2.12.11

A pele onde eu vivo

 Quando, na cena final, uma bela mulher diz para a mãe: "Eu sou Vicente!", há muitos espetadores que riem. Este riso é uma espécie de defesa, um último degrau no limiar do indizível, do inominável.

"Eu sou..." coloca-nos no coração da pergunta e, ao mesmo tempo, da resposta que nos dá o último filme de Pedro Almodóvar, A Pele onde eu vivo (La piel que habito). Afinal de contas, o que "sou eu" na era da cirurgia plástica, da ciência e da tecnologia? Será a pele que nos define, que nos "identifica"?
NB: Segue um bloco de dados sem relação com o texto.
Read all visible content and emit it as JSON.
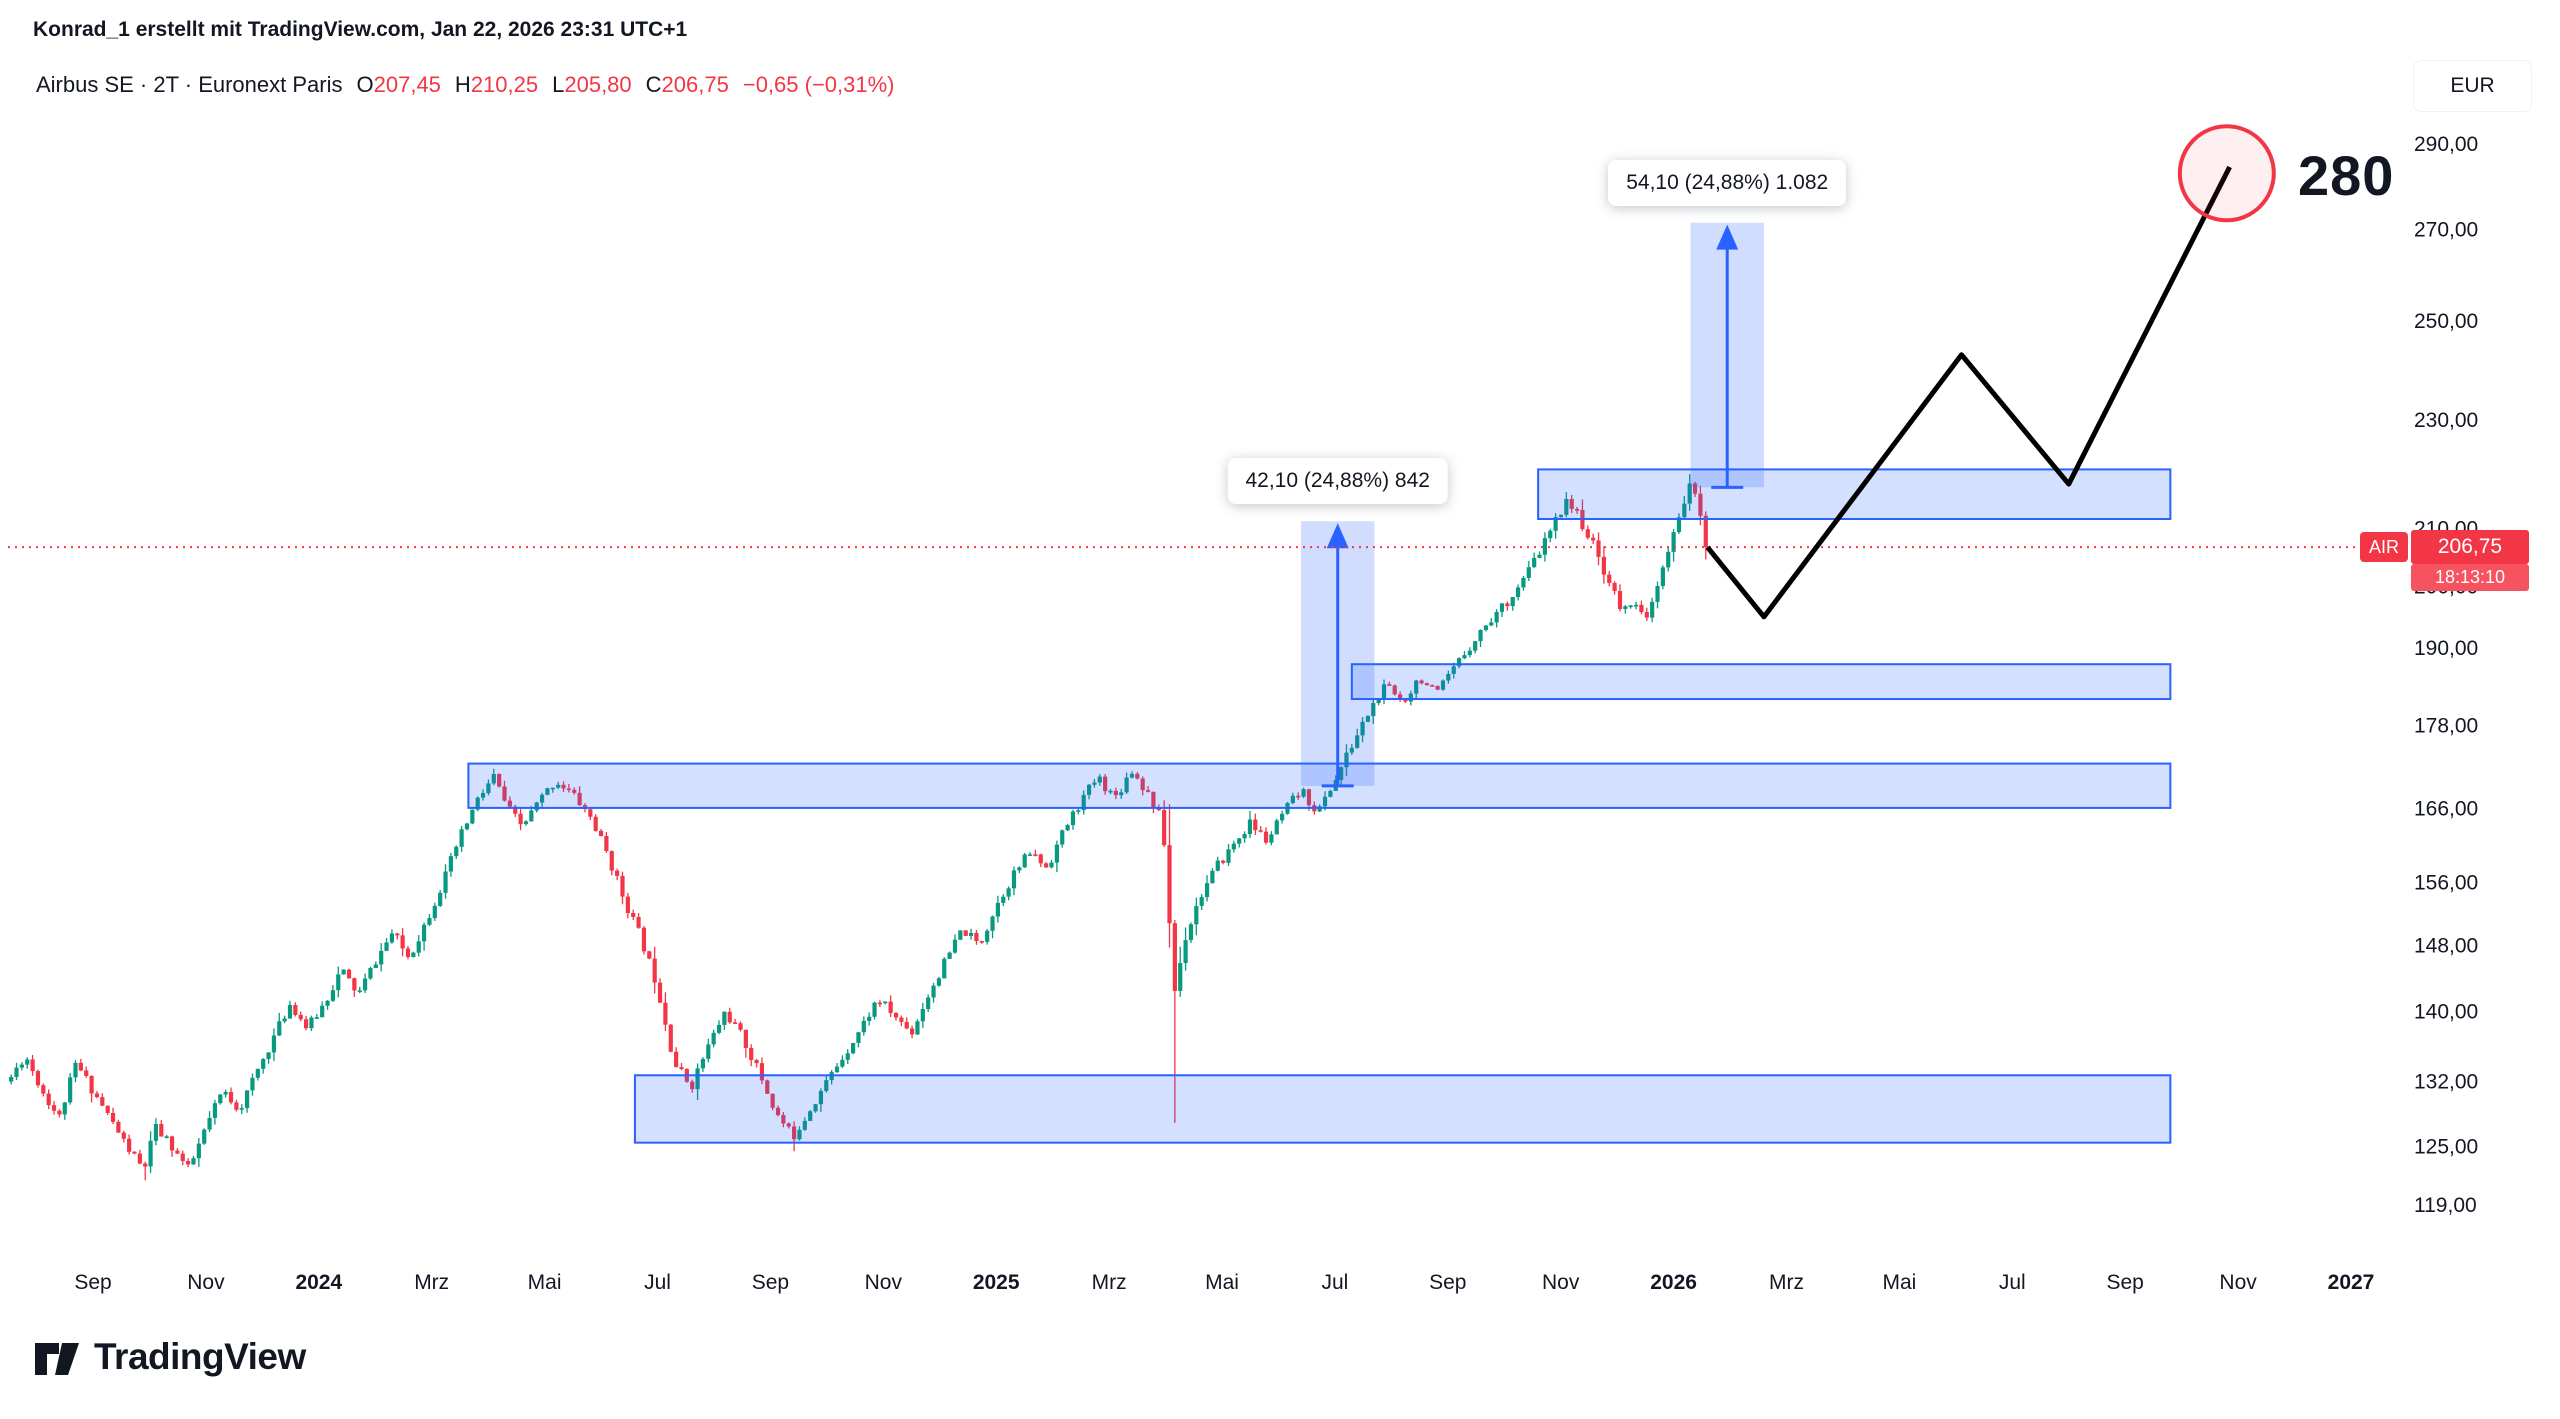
{
  "attribution": "Konrad_1 erstellt mit TradingView.com, Jan 22, 2026 23:31 UTC+1",
  "header": {
    "symbol_title": "Airbus SE · 2T · Euronext Paris",
    "ohlc": {
      "o_label": "O",
      "o_value": "207,45",
      "h_label": "H",
      "h_value": "210,25",
      "l_label": "L",
      "l_value": "205,80",
      "c_label": "C",
      "c_value": "206,75",
      "change": "−0,65 (−0,31%)"
    }
  },
  "currency_button_label": "EUR",
  "price_tag": {
    "ticker": "AIR",
    "price": "206,75",
    "countdown": "18:13:10"
  },
  "logo": {
    "text": "TradingView"
  },
  "colors": {
    "up": "#089981",
    "down": "#F23645",
    "zone_fill": "rgba(41,98,255,0.20)",
    "zone_border": "#2962FF",
    "measure_fill": "rgba(41,98,255,0.22)",
    "measure_arrow": "#2962FF",
    "price_line": "#F23645",
    "projection_line": "#000000",
    "target_circle_stroke": "#F23645",
    "target_circle_fill": "rgba(242,54,69,0.08)",
    "axis_text": "#131722"
  },
  "chart_data": {
    "type": "candlestick",
    "symbol": "Airbus SE",
    "interval": "2T",
    "exchange": "Euronext Paris",
    "currency": "EUR",
    "scale": "logarithmic",
    "current": {
      "open": 207.45,
      "high": 210.25,
      "low": 205.8,
      "close": 206.75,
      "change": -0.65,
      "change_pct": -0.31
    },
    "current_price": 206.75,
    "y_axis": {
      "labels": [
        "290,00",
        "270,00",
        "250,00",
        "230,00",
        "210,00",
        "200,00",
        "190,00",
        "178,00",
        "166,00",
        "156,00",
        "148,00",
        "140,00",
        "132,00",
        "125,00",
        "119,00"
      ]
    },
    "x_axis": {
      "ticks": [
        {
          "label": "Sep",
          "t": 0
        },
        {
          "label": "Nov",
          "t": 2
        },
        {
          "label": "2024",
          "t": 4,
          "year": true
        },
        {
          "label": "Mrz",
          "t": 6
        },
        {
          "label": "Mai",
          "t": 8
        },
        {
          "label": "Jul",
          "t": 10
        },
        {
          "label": "Sep",
          "t": 12
        },
        {
          "label": "Nov",
          "t": 14
        },
        {
          "label": "2025",
          "t": 16,
          "year": true
        },
        {
          "label": "Mrz",
          "t": 18
        },
        {
          "label": "Mai",
          "t": 20
        },
        {
          "label": "Jul",
          "t": 22
        },
        {
          "label": "Sep",
          "t": 24
        },
        {
          "label": "Nov",
          "t": 26
        },
        {
          "label": "2026",
          "t": 28,
          "year": true
        },
        {
          "label": "Mrz",
          "t": 30
        },
        {
          "label": "Mai",
          "t": 32
        },
        {
          "label": "Jul",
          "t": 34
        },
        {
          "label": "Sep",
          "t": 36
        },
        {
          "label": "Nov",
          "t": 38
        },
        {
          "label": "2027",
          "t": 40,
          "year": true
        }
      ]
    },
    "zones": [
      {
        "price_from": 211.7,
        "price_to": 220.7,
        "t_from": 25.6,
        "t_to": 36.8
      },
      {
        "price_from": 182.0,
        "price_to": 187.4,
        "t_from": 22.3,
        "t_to": 36.8
      },
      {
        "price_from": 166.1,
        "price_to": 172.4,
        "t_from": 6.65,
        "t_to": 36.8
      },
      {
        "price_from": 125.4,
        "price_to": 132.7,
        "t_from": 9.6,
        "t_to": 36.8
      }
    ],
    "measurements": [
      {
        "label": "42,10 (24,88%) 842",
        "value": 42.1,
        "pct": 24.88,
        "bars": 842,
        "price_from": 169.2,
        "price_to": 211.3,
        "t_from": 21.4,
        "t_to": 22.7
      },
      {
        "label": "54,10 (24,88%) 1.082",
        "value": 54.1,
        "pct": 24.88,
        "bars": 1082,
        "price_from": 217.4,
        "price_to": 271.5,
        "t_from": 28.3,
        "t_to": 29.6
      }
    ],
    "projection": {
      "points": [
        [
          28.6,
          206.75
        ],
        [
          29.6,
          195.0
        ],
        [
          33.1,
          243.0
        ],
        [
          35.0,
          218.0
        ],
        [
          37.85,
          284.5
        ]
      ],
      "target": {
        "t": 37.8,
        "price": 283,
        "label": "280"
      }
    },
    "price_path": [
      [
        -1.5,
        132
      ],
      [
        -1.2,
        135
      ],
      [
        -0.9,
        131
      ],
      [
        -0.6,
        128
      ],
      [
        -0.3,
        134
      ],
      [
        0,
        131
      ],
      [
        0.3,
        128
      ],
      [
        0.6,
        125
      ],
      [
        0.9,
        122.5
      ],
      [
        1.1,
        127
      ],
      [
        1.4,
        125
      ],
      [
        1.7,
        122.5
      ],
      [
        2.0,
        127
      ],
      [
        2.3,
        131
      ],
      [
        2.6,
        129
      ],
      [
        2.9,
        133
      ],
      [
        3.2,
        137
      ],
      [
        3.5,
        141
      ],
      [
        3.8,
        138
      ],
      [
        4.1,
        141
      ],
      [
        4.4,
        145
      ],
      [
        4.7,
        142
      ],
      [
        5.0,
        146
      ],
      [
        5.3,
        149.5
      ],
      [
        5.6,
        146.5
      ],
      [
        5.9,
        151
      ],
      [
        6.2,
        156
      ],
      [
        6.5,
        162
      ],
      [
        6.8,
        167
      ],
      [
        7.1,
        170.5
      ],
      [
        7.35,
        166
      ],
      [
        7.6,
        163.5
      ],
      [
        7.9,
        167
      ],
      [
        8.2,
        170
      ],
      [
        8.5,
        168
      ],
      [
        8.8,
        165
      ],
      [
        9.1,
        160
      ],
      [
        9.4,
        154
      ],
      [
        9.7,
        149
      ],
      [
        10.0,
        143
      ],
      [
        10.3,
        134
      ],
      [
        10.6,
        131.5
      ],
      [
        10.9,
        136
      ],
      [
        11.2,
        140
      ],
      [
        11.5,
        137
      ],
      [
        11.8,
        133
      ],
      [
        12.1,
        128.5
      ],
      [
        12.4,
        126
      ],
      [
        12.7,
        129
      ],
      [
        13.0,
        132
      ],
      [
        13.3,
        135
      ],
      [
        13.6,
        138
      ],
      [
        13.9,
        141.5
      ],
      [
        14.2,
        139.5
      ],
      [
        14.5,
        137.5
      ],
      [
        14.8,
        142
      ],
      [
        15.1,
        146
      ],
      [
        15.4,
        150
      ],
      [
        15.7,
        148
      ],
      [
        16.0,
        153
      ],
      [
        16.3,
        157
      ],
      [
        16.6,
        160
      ],
      [
        16.9,
        158
      ],
      [
        17.2,
        163
      ],
      [
        17.5,
        167
      ],
      [
        17.8,
        170.5
      ],
      [
        18.1,
        167.5
      ],
      [
        18.4,
        171.5
      ],
      [
        18.7,
        168
      ],
      [
        18.95,
        164
      ],
      [
        19.15,
        142
      ],
      [
        19.35,
        149
      ],
      [
        19.6,
        154
      ],
      [
        19.9,
        158
      ],
      [
        20.2,
        161
      ],
      [
        20.5,
        164
      ],
      [
        20.8,
        161.5
      ],
      [
        21.1,
        165.5
      ],
      [
        21.4,
        168.5
      ],
      [
        21.7,
        165.5
      ],
      [
        22.0,
        170
      ],
      [
        22.3,
        175
      ],
      [
        22.6,
        180
      ],
      [
        22.9,
        184
      ],
      [
        23.2,
        181.5
      ],
      [
        23.5,
        185.5
      ],
      [
        23.8,
        182.5
      ],
      [
        24.1,
        186.5
      ],
      [
        24.4,
        190.5
      ],
      [
        24.7,
        194
      ],
      [
        25.0,
        197
      ],
      [
        25.3,
        200.5
      ],
      [
        25.6,
        205.5
      ],
      [
        25.9,
        211
      ],
      [
        26.1,
        215.5
      ],
      [
        26.35,
        211.5
      ],
      [
        26.6,
        206.5
      ],
      [
        26.85,
        201
      ],
      [
        27.1,
        195.5
      ],
      [
        27.3,
        198.5
      ],
      [
        27.5,
        193.5
      ],
      [
        27.7,
        199.5
      ],
      [
        27.9,
        205.5
      ],
      [
        28.1,
        212
      ],
      [
        28.3,
        219
      ],
      [
        28.45,
        212.5
      ],
      [
        28.6,
        206.75
      ]
    ],
    "spikes": [
      {
        "t": 19.15,
        "low": 127.5
      },
      {
        "t": 0.9,
        "low": 121.5
      },
      {
        "t": 12.4,
        "low": 124.5
      }
    ],
    "t_start": -1.45,
    "t_end": 28.6,
    "candle_step": 0.095,
    "seed": 11
  }
}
É fácil, mas simplista, responder imediatamente que não. O interessante no filme de Almodóvar (de uma contenção e frieza cirúrgica pouco habituais) é que ele esquiva a resposta fácil. Quando a mulher do cirurgião plástico Robert Ledgard - que ele salva in extremis de morrer num terrível acidente de viação que lhe causa fortes queimaduras e lhe desfigura o rosto - se vê finalmente ao espelho, não suporta o que vê e passa ao ato, atirando-se da janela. Eis a razão (umas das razões) que leva Robert a ficar cada vez mais doentiamente obcecado com a criação de uma "pele" que seja imune a todos os malefícios do real.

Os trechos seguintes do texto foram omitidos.